Current immunotherapy has limited efficacy on metastatic castrate-resistant prostate cancer (mCRPC). We therefore sought to improve the antitumor ability of mCRPC patient-derived CD8+ T-cells by the endowment of specificity to prostate-specific membrane antigen (PSMA) and insensitivity to immunosuppressant molecule transforming growth factor-β (TGF-ß) under the control of herpes simplex virus-1 thymidine kinase. CD8+ T-cells were collected by leukapheresis and cultured in a Food and Drug Administration-approved Cell Processing Work Station. We developed a chimeric antigen receptor retroviral construct using an anti-PSMA chimeric immunoglobulin-T-cell receptor(ζ) gene (PZ1) and dominant negative TGF-ß type II receptor (TßRIIDN), that could induce CD8+ T-cells to be PSMA reactive and insensitive to TGF-ß. Cr51 release assay was performed on PC-3 and PC-3-PSMA. The further antitumor functions of PSMA-specific, TGF-ß insensitive CD8+ T-cells was evaluated using an immunodeficient RAG-1-/- mouse model.
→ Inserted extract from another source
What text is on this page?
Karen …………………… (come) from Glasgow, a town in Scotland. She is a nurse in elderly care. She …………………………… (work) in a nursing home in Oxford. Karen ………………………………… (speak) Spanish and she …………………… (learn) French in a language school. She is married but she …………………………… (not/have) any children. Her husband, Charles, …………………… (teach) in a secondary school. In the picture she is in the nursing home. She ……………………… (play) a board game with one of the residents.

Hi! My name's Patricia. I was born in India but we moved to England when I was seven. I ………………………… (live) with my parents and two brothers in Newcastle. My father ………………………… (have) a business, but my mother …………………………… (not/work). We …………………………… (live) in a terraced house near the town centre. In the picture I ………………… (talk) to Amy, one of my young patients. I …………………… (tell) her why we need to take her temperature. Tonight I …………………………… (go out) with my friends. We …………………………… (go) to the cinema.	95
We found PSMA-specific, TGF-ß insensitive CD8+ T-cells from mCRPC were expanded with strong expression of PZ1 and thymidine kinase genes, and their growth was not suppressed by TGF-ß. The survival of these cells decreased sharply after treatment with ganciclovir. Treatment of PSMA-specific TGF-ß, insensitive CD8+ T-cells was associated with 61.58% specific lysis on PC-3-PSMA, and significantly suppressed PC3-PSMA tumor compared with the PC3 tumor. A large amount of tumor apoptosis and CD8+ T-cell infiltration were found only in the PC3-PSMA tumor. This study verified that PSMA-specific, TGF-ß insensitive CD8+ T-cells derived from mCRPC patients could be successfully expanded and used to overcome the immunosuppressive effects of the tumor microenvironment to control PSMA-expressing PC in vitro and in vivo. This may provide a promising approach for men with mCRPC who fail androgen deprivation therapy.